The second is the dense, unaccountable governing that left central Europeans at the mercy of their states, and where, after 1989, "no one had an excuse for evading the brutality of history." History, of course, can be highly subjective. Porter's treatment is clear-eyed and, at the same time, nuanced. Her interlocutors range from those complicit in the events of both fascism and communism to those who resisted one or both. She tracks postwar and post-communist trajectories with equal commitment, sparing few.

The portrait she paints is important and true. Some of this territory has been explored before, notably in The Haunted Land, Tina Rosenberg's award-winning 1996 study of collaboration and complicity in communist Europe. The Ghosts of Europe, however, takes aim not simply at the crimes of communism, but at the ways that those crimes magnified - even while trying to diminish - those of fascism. She is therefore rightly critical of some of the instrumentalist, technocratic ways that the West tried to "fix" eastern Europe after 1989, as if political parties and elections and a handful of trials might answer problems that had yet to be fully recognized or even named.

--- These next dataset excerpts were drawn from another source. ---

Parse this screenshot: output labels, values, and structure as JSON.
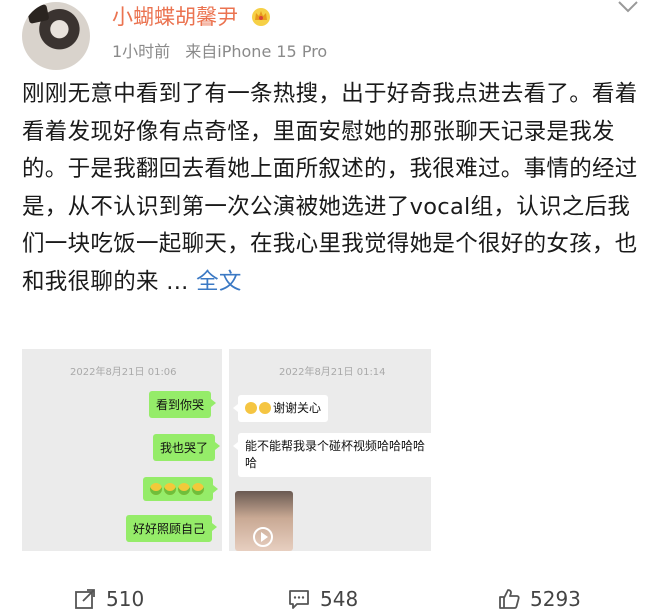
{
  "user": {
    "name": "小蝴蝶胡馨尹",
    "time": "1小时前",
    "source": "来自iPhone 15 Pro"
  },
  "post": {
    "text": "刚刚无意中看到了有一条热搜，出于好奇我点进去看了。看着看着发现好像有点奇怪，里面安慰她的那张聊天记录是我发的。于是我翻回去看她上面所叙述的，我很难过。事情的经过是，从不认识到第一次公演被她选进了vocal组，认识之后我们一块吃饭一起聊天，在我心里我觉得她是个很好的女孩，也和我很聊的来",
    "ellipsis": " ... ",
    "more_link": "全文"
  },
  "images": [
    {
      "timestamp": "2022年8月21日 01:06",
      "messages": [
        "看到你哭",
        "我也哭了",
        "",
        "好好照顾自己"
      ]
    },
    {
      "timestamp": "2022年8月21日 01:14",
      "messages": [
        "谢谢关心",
        "能不能帮我录个碰杯视频哈哈哈哈哈"
      ]
    }
  ],
  "actions": {
    "repost": "510",
    "comment": "548",
    "like": "5293"
  },
  "colors": {
    "username": "#eb7350",
    "link": "#3b79c4",
    "wechat_green": "#95ec69"
  },
  "icons": [
    "crown-icon",
    "chevron-down-icon",
    "repost-icon",
    "comment-icon",
    "like-icon",
    "play-icon"
  ]
}
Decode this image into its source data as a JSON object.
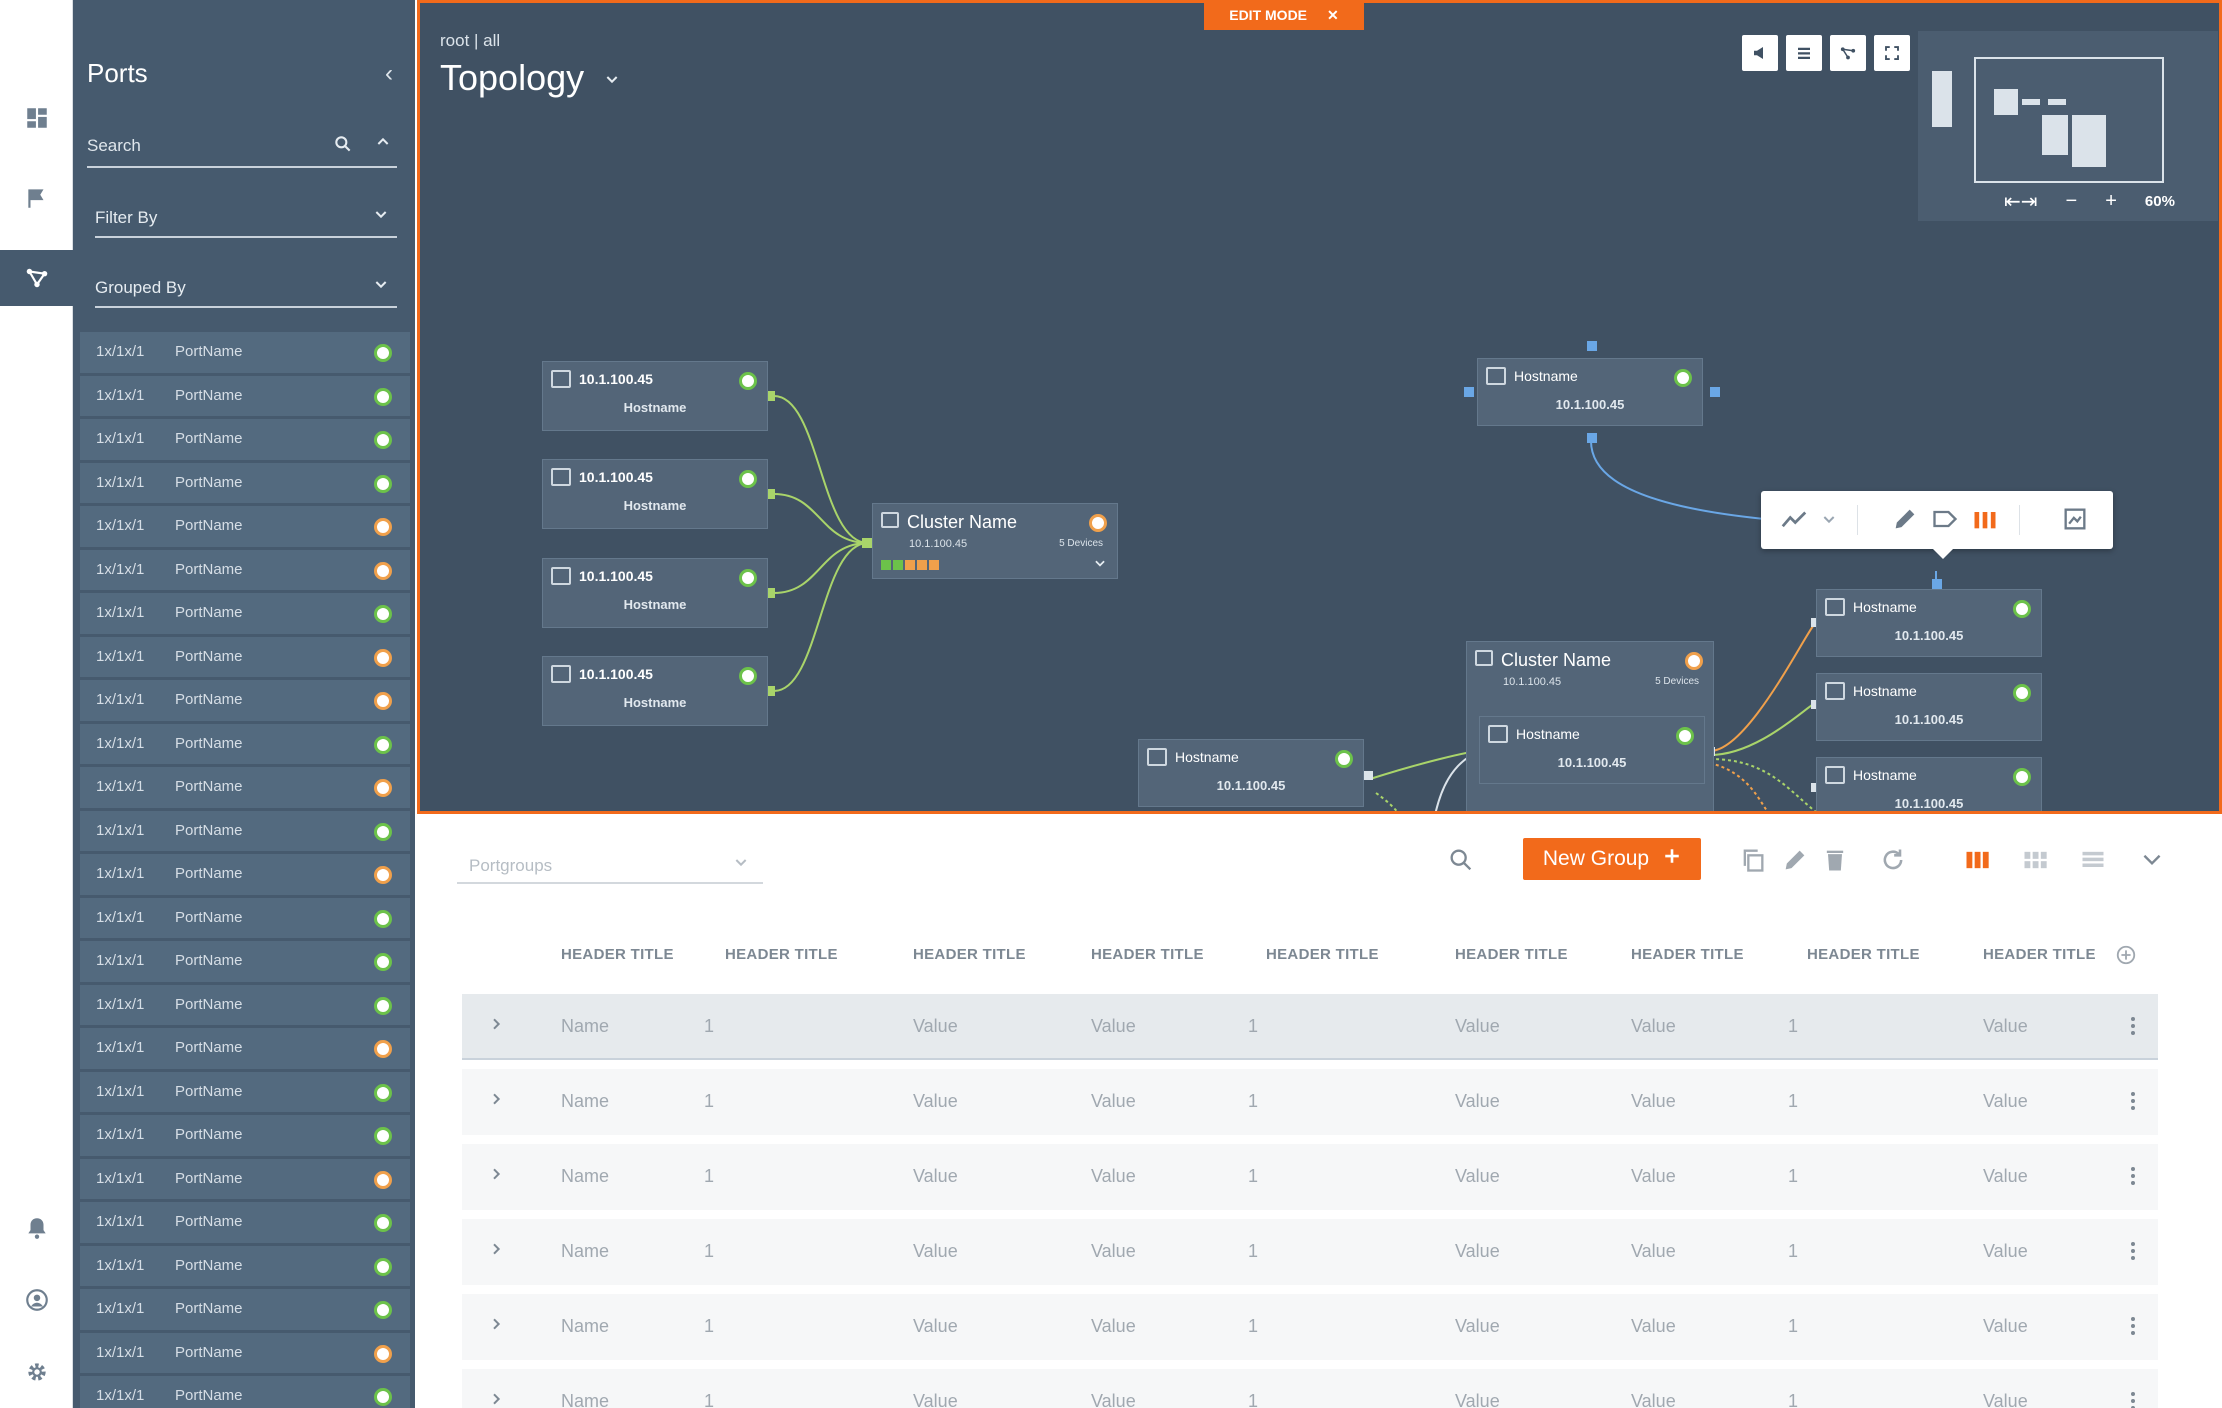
{
  "ports_panel": {
    "title": "Ports",
    "search_placeholder": "Search",
    "filter_label": "Filter By",
    "grouped_label": "Grouped By",
    "items": [
      {
        "id": "1x/1x/1",
        "name": "PortName",
        "status": "ok"
      },
      {
        "id": "1x/1x/1",
        "name": "PortName",
        "status": "ok"
      },
      {
        "id": "1x/1x/1",
        "name": "PortName",
        "status": "ok"
      },
      {
        "id": "1x/1x/1",
        "name": "PortName",
        "status": "ok"
      },
      {
        "id": "1x/1x/1",
        "name": "PortName",
        "status": "warn"
      },
      {
        "id": "1x/1x/1",
        "name": "PortName",
        "status": "warn"
      },
      {
        "id": "1x/1x/1",
        "name": "PortName",
        "status": "ok"
      },
      {
        "id": "1x/1x/1",
        "name": "PortName",
        "status": "warn"
      },
      {
        "id": "1x/1x/1",
        "name": "PortName",
        "status": "warn"
      },
      {
        "id": "1x/1x/1",
        "name": "PortName",
        "status": "ok"
      },
      {
        "id": "1x/1x/1",
        "name": "PortName",
        "status": "warn"
      },
      {
        "id": "1x/1x/1",
        "name": "PortName",
        "status": "ok"
      },
      {
        "id": "1x/1x/1",
        "name": "PortName",
        "status": "warn"
      },
      {
        "id": "1x/1x/1",
        "name": "PortName",
        "status": "ok"
      },
      {
        "id": "1x/1x/1",
        "name": "PortName",
        "status": "ok"
      },
      {
        "id": "1x/1x/1",
        "name": "PortName",
        "status": "ok"
      },
      {
        "id": "1x/1x/1",
        "name": "PortName",
        "status": "warn"
      },
      {
        "id": "1x/1x/1",
        "name": "PortName",
        "status": "ok"
      },
      {
        "id": "1x/1x/1",
        "name": "PortName",
        "status": "ok"
      },
      {
        "id": "1x/1x/1",
        "name": "PortName",
        "status": "warn"
      },
      {
        "id": "1x/1x/1",
        "name": "PortName",
        "status": "ok"
      },
      {
        "id": "1x/1x/1",
        "name": "PortName",
        "status": "ok"
      },
      {
        "id": "1x/1x/1",
        "name": "PortName",
        "status": "ok"
      },
      {
        "id": "1x/1x/1",
        "name": "PortName",
        "status": "warn"
      },
      {
        "id": "1x/1x/1",
        "name": "PortName",
        "status": "ok"
      }
    ]
  },
  "topology": {
    "edit_mode_label": "EDIT MODE",
    "breadcrumb": "root | all",
    "title": "Topology",
    "minimap_zoom": "60%",
    "left_nodes": [
      {
        "ip": "10.1.100.45",
        "hostname": "Hostname"
      },
      {
        "ip": "10.1.100.45",
        "hostname": "Hostname"
      },
      {
        "ip": "10.1.100.45",
        "hostname": "Hostname"
      },
      {
        "ip": "10.1.100.45",
        "hostname": "Hostname"
      }
    ],
    "cluster_left": {
      "name": "Cluster Name",
      "ip": "10.1.100.45",
      "devices": "5 Devices"
    },
    "cluster_right": {
      "name": "Cluster Name",
      "ip": "10.1.100.45",
      "devices": "5 Devices"
    },
    "node_top": {
      "hostname": "Hostname",
      "ip": "10.1.100.45"
    },
    "node_mid": {
      "hostname": "Hostname",
      "ip": "10.1.100.45"
    },
    "node_cluster_inner": {
      "hostname": "Hostname",
      "ip": "10.1.100.45"
    },
    "right_nodes": [
      {
        "hostname": "Hostname",
        "ip": "10.1.100.45"
      },
      {
        "hostname": "Hostname",
        "ip": "10.1.100.45"
      },
      {
        "hostname": "Hostname",
        "ip": "10.1.100.45"
      }
    ]
  },
  "toolbar": {
    "portgroups_placeholder": "Portgroups",
    "new_group_label": "New Group"
  },
  "table": {
    "headers": [
      "HEADER TITLE",
      "HEADER TITLE",
      "HEADER TITLE",
      "HEADER TITLE",
      "HEADER TITLE",
      "HEADER TITLE",
      "HEADER TITLE",
      "HEADER TITLE",
      "HEADER TITLE"
    ],
    "rows": [
      [
        "Name",
        "1",
        "Value",
        "Value",
        "1",
        "Value",
        "Value",
        "1",
        "Value"
      ],
      [
        "Name",
        "1",
        "Value",
        "Value",
        "1",
        "Value",
        "Value",
        "1",
        "Value"
      ],
      [
        "Name",
        "1",
        "Value",
        "Value",
        "1",
        "Value",
        "Value",
        "1",
        "Value"
      ],
      [
        "Name",
        "1",
        "Value",
        "Value",
        "1",
        "Value",
        "Value",
        "1",
        "Value"
      ],
      [
        "Name",
        "1",
        "Value",
        "Value",
        "1",
        "Value",
        "Value",
        "1",
        "Value"
      ],
      [
        "Name",
        "1",
        "Value",
        "Value",
        "1",
        "Value",
        "Value",
        "1",
        "Value"
      ]
    ]
  },
  "colors": {
    "accent": "#f26a1b",
    "ok": "#6cc24a",
    "warn": "#f0a04b",
    "panel": "#465a6e",
    "canvas": "#405163"
  }
}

Even so, Porter leaves several issues untouched, and their absence is unfortunate. First, her study focuses on the notorious and the notable. The story of the region's leaders - valuable as this one is - is familiar. But every class and region of central Europe was affected by the tragedies of the 20th century. Clever elites might find ways to play hide-and-seek with the secret police, or choose principle and prison over complicity. The chronicles of commoners, however, have yet to be written, and until they are, we are unlikely to understand fully the destructive depth of criminal ideologies.

Second, the political canvases of fascism and communism (and racism today) stretch beyond the geographies of these four countries in additionally difficult and compelling ways. Central Europe's history in the 1990s was coloured, and indeed overshadowed, by brutal Balkan wars that quickly reminded its own people, and then everyone else, that racism too easily taints nationalism, and violence can equally easily lie at the surface of politics.

Porter's interlocutors can be eloquently introspective, but in this volume, rarely trespass the boundaries of their own societies. Looking inward, however, has been the region's downfall before, and perhaps could be again. This is the lesson Jose Manuel Barroso has derived from the Roma's sad experience with Europe's otherwise open borders. And it is one that Porter herself suggests as she concludes by citing the Czech philosopher, Jan Patocka: "No society … can function without a moral foundation … it is morality that defines man."

Paula Newberg is the Marshall B. Coyne Director of the Institute for the Study of Diplomacy at Georgetown University.